Aktueller Zeitplan des Bewerbungsverfahrens
Neben den altbekannten Endungen von Internet-Adressen wie.com, .de oder .org soll es schon bald viele neue geben, sogenannte gTLDs (generische TLDs). Als Domainnamen sollen zukünftig auch generische Begriffe wie .pharma, oder .computer, Firmennamen wie .ibm oder .dell oder geografische Bezeichnungen wie .berlin zulässig sein. Auch wenn die Vorbereitungen für die neuen Endungen noch laufen, müssen sich Unternehmen und Organisationen bereits jetzt Gedanken machen, ob auch sie sich dafür bewerben wollen.
»Viele Unternehmen und Institutionen haben noch nicht verstanden, dass sie jetzt beginnen müssen, sich mit dem Thema zu befassen«, berichtete Thomas Rickert. Er ist Direktor Selbstregulierung und Leiter des Names & Numbers Forum von eco [1], dem Verband der deutschen Internetwirtschaft.
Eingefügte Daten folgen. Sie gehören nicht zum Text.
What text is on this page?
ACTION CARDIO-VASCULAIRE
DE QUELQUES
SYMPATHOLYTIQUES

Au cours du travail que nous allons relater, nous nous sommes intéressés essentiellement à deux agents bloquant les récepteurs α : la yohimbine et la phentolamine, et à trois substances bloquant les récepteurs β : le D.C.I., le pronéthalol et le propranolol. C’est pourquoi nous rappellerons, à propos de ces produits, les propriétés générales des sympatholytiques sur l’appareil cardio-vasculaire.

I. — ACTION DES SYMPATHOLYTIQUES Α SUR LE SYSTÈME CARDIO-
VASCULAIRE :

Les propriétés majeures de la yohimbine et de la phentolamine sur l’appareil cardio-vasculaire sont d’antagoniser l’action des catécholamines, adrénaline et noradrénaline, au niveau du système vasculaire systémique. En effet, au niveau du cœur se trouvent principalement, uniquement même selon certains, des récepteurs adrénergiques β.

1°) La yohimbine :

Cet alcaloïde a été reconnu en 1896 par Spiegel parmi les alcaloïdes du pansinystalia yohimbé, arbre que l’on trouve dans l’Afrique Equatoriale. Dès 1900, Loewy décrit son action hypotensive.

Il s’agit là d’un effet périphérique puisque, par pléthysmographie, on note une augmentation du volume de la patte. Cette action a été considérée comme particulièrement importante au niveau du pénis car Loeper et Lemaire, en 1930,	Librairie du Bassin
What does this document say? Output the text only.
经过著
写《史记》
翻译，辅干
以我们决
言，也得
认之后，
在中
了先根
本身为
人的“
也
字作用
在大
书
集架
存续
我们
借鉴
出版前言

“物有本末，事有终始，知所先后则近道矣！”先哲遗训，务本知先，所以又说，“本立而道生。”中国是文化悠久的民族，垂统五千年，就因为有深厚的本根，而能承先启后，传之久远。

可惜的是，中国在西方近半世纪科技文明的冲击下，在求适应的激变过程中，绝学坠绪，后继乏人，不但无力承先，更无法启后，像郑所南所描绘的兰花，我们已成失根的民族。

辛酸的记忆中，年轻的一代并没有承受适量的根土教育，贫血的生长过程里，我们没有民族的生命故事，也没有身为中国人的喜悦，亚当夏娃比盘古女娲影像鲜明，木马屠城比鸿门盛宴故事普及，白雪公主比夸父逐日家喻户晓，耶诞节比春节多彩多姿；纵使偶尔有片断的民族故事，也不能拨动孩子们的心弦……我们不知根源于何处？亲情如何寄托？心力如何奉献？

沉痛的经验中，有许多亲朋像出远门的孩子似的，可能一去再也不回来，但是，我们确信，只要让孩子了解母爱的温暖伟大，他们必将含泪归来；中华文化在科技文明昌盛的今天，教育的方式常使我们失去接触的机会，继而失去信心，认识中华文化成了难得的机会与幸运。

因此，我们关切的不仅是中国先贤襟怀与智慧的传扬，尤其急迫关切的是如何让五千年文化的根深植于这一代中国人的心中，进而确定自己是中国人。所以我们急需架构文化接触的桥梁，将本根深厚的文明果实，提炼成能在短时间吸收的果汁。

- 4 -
Im Gegensatz zu den üblichen Kürzeln wie .de, die für relativ wenig Geld erhältlich sind, sind die neuen TLDs richtig teuer. Bewerben müssen sich Interessenten bei der ICANN [2] (Internet Corporation For Assigned Names and Numbers), auf deren Website auch jeweils aktuelle Nachrichten zum Stand der Verhandlungen über TLDs zu finden sind. Allein Vorbereitung und Abwicklung des umfangreichen Bewerbungsverfahrens sowie der Aufbau der verlangten sicheren und hochverfügbaren Infrastruktur dürften, so Fachleute, eine halbe Million Euro verschlingen. Dazu kommen mindestens etwa 100.000 Euro jährliche Betriebskosten.
TLD-Bewerber brauchen Expertise
Ablaufplan der Bewerbungen für neue TLDs
Für kleine Firmen ist das wohl kaum eine Alternative. Sie können sich zusammenschließen oder eine Second-Level-Domain vom Inhaber einer der neuen Top Level Domains erwerben, zum Beispiel mit Lokal- oder Branchenbezug. Geplant ist etwa die TLD .berlin. »Wir wollen Second-Level-Domains für weit unter 100 Euro pro Jahr anbieten«, sagt Dirk Krischenowski, Gründer und Gesellschafter von .berlin [3]. Die Firma bemüht sich um die Einrichtung und Vermarktung von .berlin.
Bei der TLD-Bewerbung ist Expertise gefordert. Denn bewerben sich mehrere Antragsteller um eine gleichnamige TLD, erhält den Zuschlag, wer nach Meinung des Vergabegremiums die beste Bewerbung vorweisen kann. Das ist nicht unbedingt der Bewerber mit dem entsprechenden Markennamen. Bewertet wird jede Bewerbung nach Punkten. Sind zwei Bewerber etwa gleich stark, wird die Domain versteigert.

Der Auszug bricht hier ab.